La première reine du trotting avait un nom de Muse, Uranie. Elle fut la première à inscrire trois fois (de façon officielle) le Prix d’Amérique à son palmarès. Il lui arrivait de s’imposer en rendant 75 mètres à tous ses adversaires, ce qui est impensable de nos jours. Elle est encore considérée comme le trotteur du XXe siècle en France, au même titre que Bellino II et Ourasi. Sur 76 courses disputées elle en remporta 47. Elle était célèbre dans le monde entier. Elle gagna ses trois Prix d’Amérique en 1926, 1927 et 1928, et ne fut battue en 1929, que parce qu’elle « explosa » au poteau alors qu’elle rendait 75 mètres à Templier, le vainqueur heureux. Elle avait battu Tienneval, Re Mac Gregor, Ouistiti, Roi Albert, Passeport, Templier, Ulysse, Vassal, Ulder… tous les meilleurs chevaux de l’époque.

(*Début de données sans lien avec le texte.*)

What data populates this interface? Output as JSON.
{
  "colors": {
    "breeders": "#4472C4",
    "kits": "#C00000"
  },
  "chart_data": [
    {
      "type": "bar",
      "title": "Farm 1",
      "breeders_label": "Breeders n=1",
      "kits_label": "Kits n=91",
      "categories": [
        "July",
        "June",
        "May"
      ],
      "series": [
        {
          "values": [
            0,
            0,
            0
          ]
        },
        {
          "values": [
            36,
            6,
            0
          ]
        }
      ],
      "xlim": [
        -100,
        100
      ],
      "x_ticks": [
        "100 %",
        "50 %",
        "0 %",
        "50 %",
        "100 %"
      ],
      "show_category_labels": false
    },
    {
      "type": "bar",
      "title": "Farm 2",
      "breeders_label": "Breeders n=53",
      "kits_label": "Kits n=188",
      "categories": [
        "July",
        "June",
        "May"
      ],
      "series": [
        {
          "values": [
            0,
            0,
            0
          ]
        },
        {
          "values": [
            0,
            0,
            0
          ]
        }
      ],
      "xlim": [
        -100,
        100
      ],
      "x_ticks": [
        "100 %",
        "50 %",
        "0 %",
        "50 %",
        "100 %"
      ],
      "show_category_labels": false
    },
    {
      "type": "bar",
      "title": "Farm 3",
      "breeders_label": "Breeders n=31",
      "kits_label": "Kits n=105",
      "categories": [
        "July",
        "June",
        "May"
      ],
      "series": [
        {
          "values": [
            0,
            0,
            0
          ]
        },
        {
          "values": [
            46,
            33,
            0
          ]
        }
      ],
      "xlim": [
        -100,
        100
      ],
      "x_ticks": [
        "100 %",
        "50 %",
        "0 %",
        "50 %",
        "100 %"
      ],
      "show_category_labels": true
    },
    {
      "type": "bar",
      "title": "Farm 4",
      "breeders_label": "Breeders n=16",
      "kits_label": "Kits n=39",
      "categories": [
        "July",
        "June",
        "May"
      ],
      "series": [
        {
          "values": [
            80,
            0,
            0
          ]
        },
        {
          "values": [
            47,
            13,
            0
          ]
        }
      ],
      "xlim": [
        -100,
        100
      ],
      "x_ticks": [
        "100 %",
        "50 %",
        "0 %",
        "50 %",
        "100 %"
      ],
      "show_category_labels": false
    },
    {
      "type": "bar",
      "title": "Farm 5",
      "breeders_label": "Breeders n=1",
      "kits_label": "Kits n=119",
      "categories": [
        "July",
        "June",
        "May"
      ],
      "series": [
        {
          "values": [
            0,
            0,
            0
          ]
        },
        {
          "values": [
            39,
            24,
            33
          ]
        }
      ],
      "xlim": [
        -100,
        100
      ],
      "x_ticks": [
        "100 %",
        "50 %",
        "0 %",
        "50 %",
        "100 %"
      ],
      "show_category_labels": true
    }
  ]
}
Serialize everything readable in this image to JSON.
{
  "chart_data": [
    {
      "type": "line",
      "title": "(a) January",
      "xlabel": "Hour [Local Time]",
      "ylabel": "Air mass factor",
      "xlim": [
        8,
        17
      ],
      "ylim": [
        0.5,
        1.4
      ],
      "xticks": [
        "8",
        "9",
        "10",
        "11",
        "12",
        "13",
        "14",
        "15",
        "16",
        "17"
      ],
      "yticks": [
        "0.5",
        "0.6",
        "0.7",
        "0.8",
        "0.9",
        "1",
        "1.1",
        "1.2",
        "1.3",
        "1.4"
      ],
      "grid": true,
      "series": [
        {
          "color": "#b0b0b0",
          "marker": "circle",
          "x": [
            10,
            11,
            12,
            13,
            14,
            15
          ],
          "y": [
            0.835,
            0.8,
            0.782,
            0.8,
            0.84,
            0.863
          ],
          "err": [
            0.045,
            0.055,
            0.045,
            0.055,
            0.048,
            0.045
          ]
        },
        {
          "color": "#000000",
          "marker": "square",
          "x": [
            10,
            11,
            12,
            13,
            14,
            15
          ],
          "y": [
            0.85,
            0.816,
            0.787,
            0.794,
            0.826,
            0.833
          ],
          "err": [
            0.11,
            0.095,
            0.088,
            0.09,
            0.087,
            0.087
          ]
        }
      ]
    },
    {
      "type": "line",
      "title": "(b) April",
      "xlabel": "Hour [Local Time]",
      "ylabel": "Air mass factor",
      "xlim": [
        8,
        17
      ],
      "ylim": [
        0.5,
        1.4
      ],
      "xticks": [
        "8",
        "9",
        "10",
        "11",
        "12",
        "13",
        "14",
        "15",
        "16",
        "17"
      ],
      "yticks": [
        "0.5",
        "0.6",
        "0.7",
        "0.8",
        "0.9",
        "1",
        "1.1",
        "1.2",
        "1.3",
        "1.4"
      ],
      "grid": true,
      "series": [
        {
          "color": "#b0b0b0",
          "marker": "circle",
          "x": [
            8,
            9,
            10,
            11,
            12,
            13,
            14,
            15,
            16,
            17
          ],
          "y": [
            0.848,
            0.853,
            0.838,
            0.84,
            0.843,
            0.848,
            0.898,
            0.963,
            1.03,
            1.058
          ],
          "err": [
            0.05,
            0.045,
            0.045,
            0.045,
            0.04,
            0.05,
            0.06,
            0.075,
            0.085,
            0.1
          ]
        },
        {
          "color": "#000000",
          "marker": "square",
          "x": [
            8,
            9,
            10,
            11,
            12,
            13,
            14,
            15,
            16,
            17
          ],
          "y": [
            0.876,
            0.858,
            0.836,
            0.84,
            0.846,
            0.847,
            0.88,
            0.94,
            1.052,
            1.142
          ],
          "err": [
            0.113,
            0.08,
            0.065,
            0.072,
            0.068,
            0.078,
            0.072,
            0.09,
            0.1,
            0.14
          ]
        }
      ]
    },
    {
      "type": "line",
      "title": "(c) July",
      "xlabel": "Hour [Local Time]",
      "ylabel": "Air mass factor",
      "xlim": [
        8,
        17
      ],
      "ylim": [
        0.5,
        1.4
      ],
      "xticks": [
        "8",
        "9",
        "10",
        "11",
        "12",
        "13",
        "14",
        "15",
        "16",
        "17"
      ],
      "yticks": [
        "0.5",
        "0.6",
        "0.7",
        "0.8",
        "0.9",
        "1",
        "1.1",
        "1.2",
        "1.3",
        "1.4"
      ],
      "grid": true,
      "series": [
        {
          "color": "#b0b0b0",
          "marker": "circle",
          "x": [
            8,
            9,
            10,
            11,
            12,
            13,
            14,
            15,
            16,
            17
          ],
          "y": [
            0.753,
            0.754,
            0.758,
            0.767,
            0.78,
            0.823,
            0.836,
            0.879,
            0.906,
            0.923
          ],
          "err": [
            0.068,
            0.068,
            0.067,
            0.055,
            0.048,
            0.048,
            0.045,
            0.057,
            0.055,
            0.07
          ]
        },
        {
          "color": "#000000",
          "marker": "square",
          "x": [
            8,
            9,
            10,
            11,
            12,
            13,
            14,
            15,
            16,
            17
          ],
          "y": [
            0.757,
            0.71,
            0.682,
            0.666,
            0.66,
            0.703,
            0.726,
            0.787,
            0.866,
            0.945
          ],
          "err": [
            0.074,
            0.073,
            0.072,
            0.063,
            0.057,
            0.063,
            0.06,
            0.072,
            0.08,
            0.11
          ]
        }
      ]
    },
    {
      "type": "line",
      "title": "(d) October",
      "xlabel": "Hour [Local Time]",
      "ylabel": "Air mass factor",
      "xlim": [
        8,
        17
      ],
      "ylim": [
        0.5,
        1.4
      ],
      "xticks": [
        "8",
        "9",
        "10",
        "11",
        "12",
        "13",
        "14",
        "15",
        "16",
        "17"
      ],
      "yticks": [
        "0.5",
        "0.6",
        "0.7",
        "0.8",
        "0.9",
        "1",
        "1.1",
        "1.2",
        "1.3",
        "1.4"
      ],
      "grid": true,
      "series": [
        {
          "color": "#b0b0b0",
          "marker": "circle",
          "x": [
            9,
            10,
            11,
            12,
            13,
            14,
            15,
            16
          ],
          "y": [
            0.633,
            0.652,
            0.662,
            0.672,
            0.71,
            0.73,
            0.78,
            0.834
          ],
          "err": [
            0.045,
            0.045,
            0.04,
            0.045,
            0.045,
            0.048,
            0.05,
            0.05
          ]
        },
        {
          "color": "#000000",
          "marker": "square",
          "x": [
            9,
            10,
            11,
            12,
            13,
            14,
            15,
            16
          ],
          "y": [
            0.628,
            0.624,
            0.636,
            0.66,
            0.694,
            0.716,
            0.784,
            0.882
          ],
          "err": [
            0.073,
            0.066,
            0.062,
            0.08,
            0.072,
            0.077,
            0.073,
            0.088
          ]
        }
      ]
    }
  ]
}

Au début de sa carrière, elle fut menée en courses par Lucien Dufour.

Lorsqu’elle fut vendue par M. F. Pollet à M. F. Vanackère, elle passa sous l’entraînement de Valentino Capovilla, qui sut mener en courses cette belle alezane, une championne hors du commun, et lui faire effectuer une carrière exceptionnelle.

A 3 ans, en 1923, elle gagne le Prix de Jumièges (2.400 m), se classe troisième du Prix Conquérant (2.800 m), derrière Ulysse V et Un As, gagne le Prix de Vincennes (2.800 m), devant Un As, Ulysse V, Ugalde, se classe deuxième du Prix de Cornulier (2.500 m à l’attelé), derrière Un As et gagne le Prix d’Amiens (2.825 m), en 1’32’’ 1/25, devant Ulysse, Ugalde et Un As. Total de gains pour l’année : 43.635 AF.

En 1924, à 4 ans, elle termine quatrième du Prix de Verdun (2.875 m), alors qu’elle rendait 50 mètres, troisième du Prix de Rouen (2.525 m) à Vincennes, mais gagne le Prix du Havre et le Prix de Bordeaux, soit au total 26.600 AF.

A 5 ans, en 1925, elle débute l’année par une quatrième place derrière Re Mac Gregor, Revercourt et Tilly dans le Prix de Toulouse (2.825 m), mais elle gagne coup sur coup le Prix de Châteauroux (2.850 m), en 1’29’’ 1/4, devant Ulder, Un Krack, Upsilon V, le Prix de Moulins (2.850 m), en 1’27’’ 7/20, devant Ulm, Un Krack, Ulder, et le Prix de Cherbourg (2.950 m), devant Troarn, Upsilon, Tienneval, Tempête.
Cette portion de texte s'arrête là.